Erdoğan’dan Millet İtifakı’na aday eleştirisi

Cumhurbaşkanı Erdoğan, Merinos Atatürk Kongre ve Kültür Merkezi’nde düzenlenen Bursa Ticaret ve Sanayi Odası (BTSO) İktisada Kıymet Katanlar Ödül Töreni’nde yaptığı konuşmada, iş dünyasının temsilcileriyle birlikte olmaktan büyük bir memnuniyet duyduğunu lisana getirerek, program vesilesiyle bir ortaya gelinmesini sağlayan BTSO Başkanı ve yönetimine teşekkür etti.

Son olarak Türkiye’nin arabası Togg’un üretim tesisini Bursa’nın ve Türkiye’nin hizmetine sunduklarını hatırlatan Erdoğan, “Türk endüstrisinin lokomotif kenti Bursa’nın marka bedelini artıracak, ekonomik potansiyelini harekete geçirecek her türlü projeyi destekledik. Rabb’im sıhhat ve ömür, milletimiz de yetki verdikçe Bursa’ya ve Bursalı kardeşlerimize hizmet etmeyi sürdüreceğiz.” dedi.

“KÖKLÜ MAZİYE SAHİPTİR”

Cumhurbaşkanı Erdoğan, bu sene Cumhuriyet’in 100’üncü kuruluş yıl dönümünü idrak edeceklerini anımsatarak, kelamlarını şöyle sürdürdü:

*29 Ekim 2023 tarihinde Türkiye Cumhuriyeti Devleti’nin inşallah birinci asrını tamamlayıp ikinci asrına ‘Merhaba’ diyeceğiz. Birleşmiş Milletler üyesi 193 devletin birçoklarının geçmişinin 50-60 yılı güç bulduğu bir denklemde 100 yıl elbette bir devlet için değerlidir. Güçlü bir birikim ve geleneği tabir eden bir vakit dilimidir.

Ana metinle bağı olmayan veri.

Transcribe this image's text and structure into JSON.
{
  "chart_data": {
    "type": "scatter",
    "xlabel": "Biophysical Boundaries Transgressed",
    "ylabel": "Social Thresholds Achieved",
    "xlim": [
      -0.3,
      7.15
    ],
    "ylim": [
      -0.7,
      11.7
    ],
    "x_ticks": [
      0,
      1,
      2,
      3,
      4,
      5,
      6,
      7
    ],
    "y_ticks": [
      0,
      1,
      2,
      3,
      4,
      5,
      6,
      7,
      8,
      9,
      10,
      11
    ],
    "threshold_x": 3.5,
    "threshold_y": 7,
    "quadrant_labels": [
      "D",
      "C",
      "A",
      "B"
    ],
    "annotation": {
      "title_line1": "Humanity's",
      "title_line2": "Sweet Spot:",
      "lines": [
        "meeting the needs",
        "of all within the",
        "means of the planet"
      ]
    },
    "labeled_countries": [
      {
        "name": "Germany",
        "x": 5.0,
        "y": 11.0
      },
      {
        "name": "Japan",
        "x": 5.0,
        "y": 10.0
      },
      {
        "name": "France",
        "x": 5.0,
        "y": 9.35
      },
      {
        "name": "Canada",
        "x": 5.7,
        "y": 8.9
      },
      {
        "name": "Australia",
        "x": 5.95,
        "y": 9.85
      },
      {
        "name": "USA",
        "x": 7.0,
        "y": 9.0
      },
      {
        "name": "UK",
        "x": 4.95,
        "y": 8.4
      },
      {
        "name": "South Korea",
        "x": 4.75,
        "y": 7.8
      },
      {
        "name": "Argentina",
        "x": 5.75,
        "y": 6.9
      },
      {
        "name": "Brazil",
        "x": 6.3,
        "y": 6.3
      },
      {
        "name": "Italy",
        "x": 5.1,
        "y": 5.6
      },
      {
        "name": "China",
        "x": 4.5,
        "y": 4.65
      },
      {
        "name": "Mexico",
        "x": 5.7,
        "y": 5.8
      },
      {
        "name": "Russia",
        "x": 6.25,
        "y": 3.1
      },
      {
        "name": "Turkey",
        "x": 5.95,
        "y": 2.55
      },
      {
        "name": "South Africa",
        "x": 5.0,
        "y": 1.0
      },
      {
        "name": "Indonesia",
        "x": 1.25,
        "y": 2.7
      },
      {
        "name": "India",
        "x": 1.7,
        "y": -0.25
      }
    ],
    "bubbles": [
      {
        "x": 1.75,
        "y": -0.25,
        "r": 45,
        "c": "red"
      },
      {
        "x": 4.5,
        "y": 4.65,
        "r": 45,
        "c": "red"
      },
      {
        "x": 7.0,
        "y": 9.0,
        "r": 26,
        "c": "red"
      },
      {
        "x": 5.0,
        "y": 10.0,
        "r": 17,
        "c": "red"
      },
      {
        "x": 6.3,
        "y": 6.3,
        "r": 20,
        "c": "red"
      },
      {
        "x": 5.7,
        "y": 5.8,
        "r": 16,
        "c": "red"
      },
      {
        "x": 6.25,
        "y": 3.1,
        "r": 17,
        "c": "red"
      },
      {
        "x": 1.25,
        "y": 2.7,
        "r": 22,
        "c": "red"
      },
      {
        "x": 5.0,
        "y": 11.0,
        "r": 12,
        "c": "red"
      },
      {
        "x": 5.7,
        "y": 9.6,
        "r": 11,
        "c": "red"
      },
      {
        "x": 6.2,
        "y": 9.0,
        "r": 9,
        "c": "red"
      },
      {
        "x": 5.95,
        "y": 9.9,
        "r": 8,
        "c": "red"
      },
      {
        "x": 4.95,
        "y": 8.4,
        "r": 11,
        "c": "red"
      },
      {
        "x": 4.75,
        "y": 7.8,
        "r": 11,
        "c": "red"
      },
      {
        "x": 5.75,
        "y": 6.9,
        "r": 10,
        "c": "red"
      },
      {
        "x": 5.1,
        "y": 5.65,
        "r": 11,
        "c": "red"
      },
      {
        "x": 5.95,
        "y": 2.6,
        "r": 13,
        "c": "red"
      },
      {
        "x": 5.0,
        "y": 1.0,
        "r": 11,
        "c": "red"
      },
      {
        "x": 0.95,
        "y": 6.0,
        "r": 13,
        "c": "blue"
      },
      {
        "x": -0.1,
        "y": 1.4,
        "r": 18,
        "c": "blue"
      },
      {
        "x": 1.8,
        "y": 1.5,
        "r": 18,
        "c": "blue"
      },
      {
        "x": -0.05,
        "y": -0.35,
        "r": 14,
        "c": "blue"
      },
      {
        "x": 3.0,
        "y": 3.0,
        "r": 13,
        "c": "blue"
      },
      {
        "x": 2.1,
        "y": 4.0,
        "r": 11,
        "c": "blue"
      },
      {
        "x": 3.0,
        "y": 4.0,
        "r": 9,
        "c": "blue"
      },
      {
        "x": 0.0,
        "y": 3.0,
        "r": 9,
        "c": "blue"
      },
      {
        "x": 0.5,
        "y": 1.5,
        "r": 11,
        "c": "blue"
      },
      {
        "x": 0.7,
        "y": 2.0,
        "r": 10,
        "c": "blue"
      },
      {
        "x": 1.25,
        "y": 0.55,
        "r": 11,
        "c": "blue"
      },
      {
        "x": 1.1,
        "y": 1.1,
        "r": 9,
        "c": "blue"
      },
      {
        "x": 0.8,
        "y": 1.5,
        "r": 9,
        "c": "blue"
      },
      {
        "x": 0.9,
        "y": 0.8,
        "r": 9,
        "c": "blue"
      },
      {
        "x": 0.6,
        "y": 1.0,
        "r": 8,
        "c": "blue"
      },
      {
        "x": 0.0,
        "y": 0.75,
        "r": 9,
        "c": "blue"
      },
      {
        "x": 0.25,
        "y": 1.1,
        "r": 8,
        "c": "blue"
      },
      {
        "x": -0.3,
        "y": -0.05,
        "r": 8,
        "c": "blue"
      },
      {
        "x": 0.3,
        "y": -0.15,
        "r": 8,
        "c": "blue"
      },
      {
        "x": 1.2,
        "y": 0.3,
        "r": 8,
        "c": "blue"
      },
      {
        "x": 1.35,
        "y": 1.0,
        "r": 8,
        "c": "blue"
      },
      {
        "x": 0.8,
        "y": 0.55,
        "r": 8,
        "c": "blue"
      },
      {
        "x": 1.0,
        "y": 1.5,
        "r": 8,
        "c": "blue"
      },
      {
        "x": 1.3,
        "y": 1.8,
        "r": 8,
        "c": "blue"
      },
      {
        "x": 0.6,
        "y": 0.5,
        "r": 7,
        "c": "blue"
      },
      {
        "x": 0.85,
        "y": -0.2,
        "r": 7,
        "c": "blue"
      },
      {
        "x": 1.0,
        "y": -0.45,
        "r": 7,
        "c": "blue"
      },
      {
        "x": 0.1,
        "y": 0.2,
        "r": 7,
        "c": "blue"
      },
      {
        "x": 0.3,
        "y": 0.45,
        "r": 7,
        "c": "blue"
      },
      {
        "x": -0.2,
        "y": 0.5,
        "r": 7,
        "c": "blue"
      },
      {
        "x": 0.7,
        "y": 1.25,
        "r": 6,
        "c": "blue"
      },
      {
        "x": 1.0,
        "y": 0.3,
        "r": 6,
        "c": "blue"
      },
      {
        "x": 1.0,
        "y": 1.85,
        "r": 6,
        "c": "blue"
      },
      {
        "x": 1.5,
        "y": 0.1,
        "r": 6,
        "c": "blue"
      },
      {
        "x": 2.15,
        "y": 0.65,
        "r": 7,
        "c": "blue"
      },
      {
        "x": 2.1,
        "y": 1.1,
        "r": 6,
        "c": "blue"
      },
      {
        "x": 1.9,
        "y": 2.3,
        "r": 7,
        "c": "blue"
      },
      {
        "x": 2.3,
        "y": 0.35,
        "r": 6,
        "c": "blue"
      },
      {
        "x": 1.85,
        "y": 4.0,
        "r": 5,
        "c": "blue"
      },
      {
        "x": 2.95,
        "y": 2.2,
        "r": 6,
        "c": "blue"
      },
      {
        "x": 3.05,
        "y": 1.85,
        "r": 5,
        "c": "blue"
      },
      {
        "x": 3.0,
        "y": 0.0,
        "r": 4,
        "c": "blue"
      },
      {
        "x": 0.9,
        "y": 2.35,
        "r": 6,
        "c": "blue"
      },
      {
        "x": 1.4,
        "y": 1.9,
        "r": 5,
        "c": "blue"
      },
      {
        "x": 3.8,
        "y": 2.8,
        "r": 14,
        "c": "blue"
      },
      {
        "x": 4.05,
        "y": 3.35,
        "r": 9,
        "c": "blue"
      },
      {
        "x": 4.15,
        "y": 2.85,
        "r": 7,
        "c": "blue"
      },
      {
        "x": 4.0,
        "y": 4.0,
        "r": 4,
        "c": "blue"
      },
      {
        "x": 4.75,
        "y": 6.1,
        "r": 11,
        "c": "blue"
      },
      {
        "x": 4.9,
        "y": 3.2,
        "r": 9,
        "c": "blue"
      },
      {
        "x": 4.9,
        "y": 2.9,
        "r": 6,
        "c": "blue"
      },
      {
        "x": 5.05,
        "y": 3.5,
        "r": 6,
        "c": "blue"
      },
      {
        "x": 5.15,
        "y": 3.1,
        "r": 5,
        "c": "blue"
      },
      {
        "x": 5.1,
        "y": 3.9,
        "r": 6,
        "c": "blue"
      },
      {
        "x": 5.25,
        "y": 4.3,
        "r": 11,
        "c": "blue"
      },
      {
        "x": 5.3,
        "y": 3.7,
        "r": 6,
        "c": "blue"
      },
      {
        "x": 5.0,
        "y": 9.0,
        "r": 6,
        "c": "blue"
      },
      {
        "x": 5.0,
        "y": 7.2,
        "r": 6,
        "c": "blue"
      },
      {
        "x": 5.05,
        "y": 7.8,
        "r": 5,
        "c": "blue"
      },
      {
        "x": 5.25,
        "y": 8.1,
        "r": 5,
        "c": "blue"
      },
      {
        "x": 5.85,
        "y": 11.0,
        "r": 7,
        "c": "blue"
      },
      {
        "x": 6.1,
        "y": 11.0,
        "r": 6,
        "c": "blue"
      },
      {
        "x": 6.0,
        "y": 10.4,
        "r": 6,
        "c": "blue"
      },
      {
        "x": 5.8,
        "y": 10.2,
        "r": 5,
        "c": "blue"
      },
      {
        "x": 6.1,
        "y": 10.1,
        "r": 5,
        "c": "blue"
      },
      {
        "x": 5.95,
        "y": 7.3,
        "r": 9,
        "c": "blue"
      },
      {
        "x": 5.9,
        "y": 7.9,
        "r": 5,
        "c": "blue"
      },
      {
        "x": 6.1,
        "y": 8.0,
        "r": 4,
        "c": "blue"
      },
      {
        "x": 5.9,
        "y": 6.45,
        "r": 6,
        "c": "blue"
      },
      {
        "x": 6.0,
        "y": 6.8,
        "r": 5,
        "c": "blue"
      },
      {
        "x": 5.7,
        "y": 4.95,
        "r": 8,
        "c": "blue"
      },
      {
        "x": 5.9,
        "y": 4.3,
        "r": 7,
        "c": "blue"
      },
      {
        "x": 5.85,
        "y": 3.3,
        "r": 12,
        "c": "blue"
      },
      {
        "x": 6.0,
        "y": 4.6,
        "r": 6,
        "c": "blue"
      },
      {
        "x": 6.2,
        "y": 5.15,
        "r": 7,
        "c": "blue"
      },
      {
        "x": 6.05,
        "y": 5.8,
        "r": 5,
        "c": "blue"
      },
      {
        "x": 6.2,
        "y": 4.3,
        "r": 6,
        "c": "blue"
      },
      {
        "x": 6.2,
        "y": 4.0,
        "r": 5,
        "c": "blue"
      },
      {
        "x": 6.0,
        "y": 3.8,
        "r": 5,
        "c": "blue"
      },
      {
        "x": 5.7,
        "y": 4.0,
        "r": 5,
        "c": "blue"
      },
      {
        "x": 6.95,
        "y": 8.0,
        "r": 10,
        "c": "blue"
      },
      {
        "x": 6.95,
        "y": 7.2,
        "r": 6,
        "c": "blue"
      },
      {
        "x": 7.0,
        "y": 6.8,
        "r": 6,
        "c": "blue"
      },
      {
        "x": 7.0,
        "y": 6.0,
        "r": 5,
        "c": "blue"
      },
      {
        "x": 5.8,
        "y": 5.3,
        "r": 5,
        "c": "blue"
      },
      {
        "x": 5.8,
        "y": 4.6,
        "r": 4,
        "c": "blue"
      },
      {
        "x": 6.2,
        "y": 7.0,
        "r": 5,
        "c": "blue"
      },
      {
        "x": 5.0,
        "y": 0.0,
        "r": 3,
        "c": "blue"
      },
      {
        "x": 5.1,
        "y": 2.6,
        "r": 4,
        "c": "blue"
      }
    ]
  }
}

*Sadece bu vasfıyla bile Cumhuriyetimiz dünyada farklı bir pozisyona sahiptir. Lakin Türkiye, tarihi bir asra hapsedilemeyecek kadar esaslı maziye, derin hafızaya, eşine az rastlanır güçlü müktesebata sahip bir devlettir. Cumhurbaşkanlığı forsumuzda temsil edilen 16 Türk devletinin tarihi 2200 yılı aşıyor.

*Kara Kuvvetlerimizin birinci kuruluş tarihi milattan evvel 209 yılına uzanıyor. Hariciye teşkilatımız inşallah bu sene 500’üncü yaşını kutlayacak. Jandarmamız 183 yıldır, emniyet teşkilatımız 177 yıldır milletimize hizmet ediyor.

*Hangi kuruma bakarsak bakalım emsal bir durumla karşılaşıyoruz. Lakin ‘Kökü mazide olan ati’ sözünün ete kemiğe büründüğü yer hiç elbet Bursa’mızdır.

MENDERES VURGUSU

Cumhurbaşkanı Erdoğan, Oda’nın 1,5 asra yaklaşan bu tarihi süreç içerisinde Osmanlı’nın dağılmasına, vatan topraklarının işgal edilmesine, yeni devletin, Cumhuriyet’in kuruluşuna, tek parti faşizminin millet iradesiyle yıkılışına, Menderes ve arkadaşlarının öncülüğünde demokrasiye geçişe, her 10 yılda bir tekrarlanan darbe ve vesayet teşebbüslerine, ülke iktisadının 70 sente muhtaç olduğu kara günlere, sokaklarda terörün ve düzensizliğin kol gezdiği yıllara, hasılı milletin yaşadığı tüm kahırlara, zorluklara, ekonomik ve siyasi çalkantılara şahsen şahitlik ettiğini anlattı.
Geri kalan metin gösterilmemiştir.